Revitalization via education
What if the city recruited partners to establish a charter school to serve the West End neighborhood?
What if, instead of replacing Knox Middle School, the school system did away with it and expanded Overton and Isenberg elementaries to bring in grades 6-8?
What if children started going to school at the age of 6 months?
Those are some of the approaches offered at the Salisbury City Council retreat Wednesday by Carol Naughton of Atlanta. Senior vice president of Purpose Built Communities, Naughton helped lead the transformation of the East Lake area of Atlanta several years ago. It was an ambitious, multifacet undertaking, but the outcome boiled down to this: Crime plummeted, incomes rose and student achievement soared.
The people who helped bring about all that success did not do so by following conventional thinking. They set aside the status quo, analyzed the needs of the community and developed ways to help the residents of a blighted neighborhood become more successful.
Education was a pivotal part of the plan they came up with in Atlanta. And education must also be a major component of any plan to move Salisbury forward, as city leaders know all too well. Naughton pointed out that only 30 percent of the Salisbury’s third-graders are reading at grade level, and only 10 percent of low-income students pass end-of-course tests at Salisbury High — which she quickly sized up as two schools, one for high achievers and another for everyone else. People are skipping over Salisbury, she said, and moving to Mooresville because of its school system’s success.

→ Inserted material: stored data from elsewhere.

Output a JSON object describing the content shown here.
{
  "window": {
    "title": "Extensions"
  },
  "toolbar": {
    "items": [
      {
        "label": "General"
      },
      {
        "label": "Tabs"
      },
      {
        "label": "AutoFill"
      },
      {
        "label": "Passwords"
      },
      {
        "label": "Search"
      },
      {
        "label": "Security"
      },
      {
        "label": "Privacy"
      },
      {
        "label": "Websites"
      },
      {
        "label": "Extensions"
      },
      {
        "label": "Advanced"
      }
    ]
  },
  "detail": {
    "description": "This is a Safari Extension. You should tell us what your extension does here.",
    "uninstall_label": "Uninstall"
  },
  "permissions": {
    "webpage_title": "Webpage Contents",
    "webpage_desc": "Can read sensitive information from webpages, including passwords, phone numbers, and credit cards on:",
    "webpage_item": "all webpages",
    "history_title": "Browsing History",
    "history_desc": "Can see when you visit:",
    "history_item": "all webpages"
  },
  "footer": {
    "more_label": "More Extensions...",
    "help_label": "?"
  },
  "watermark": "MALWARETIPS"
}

Naughton seemed to be setting the stage for City Council to rethink education — at least in the West End neighborhood targeted for revitalization, if not the entire city. Salisbury schools are in the Rowan-Salisbury School System, but they face distinct challenges and may need distinct approaches. While City Council does not have the power to run the schools, members seemed energized Wednesday by Naughton’s ideas and East Lake’s success. The city would prefer to partner with the school system whenever possible. But the East Lake example proved education can be radically changed from outside the political structure if necessary.
Dr. Lynn Moody, Rowan-Salisbury’s new superintendent, will soon unveil a new vision and plan for the school system, and she may well address some of the issues troubling City Council. Incremental change is not enough. But Naughton also emphasized that a school by itself cannot turn a neighborhood around. In fact, she said, we do schools an injustice when we expect them to go it alone. She urged new thinking and collaboration. Her message could not come at a more critical time.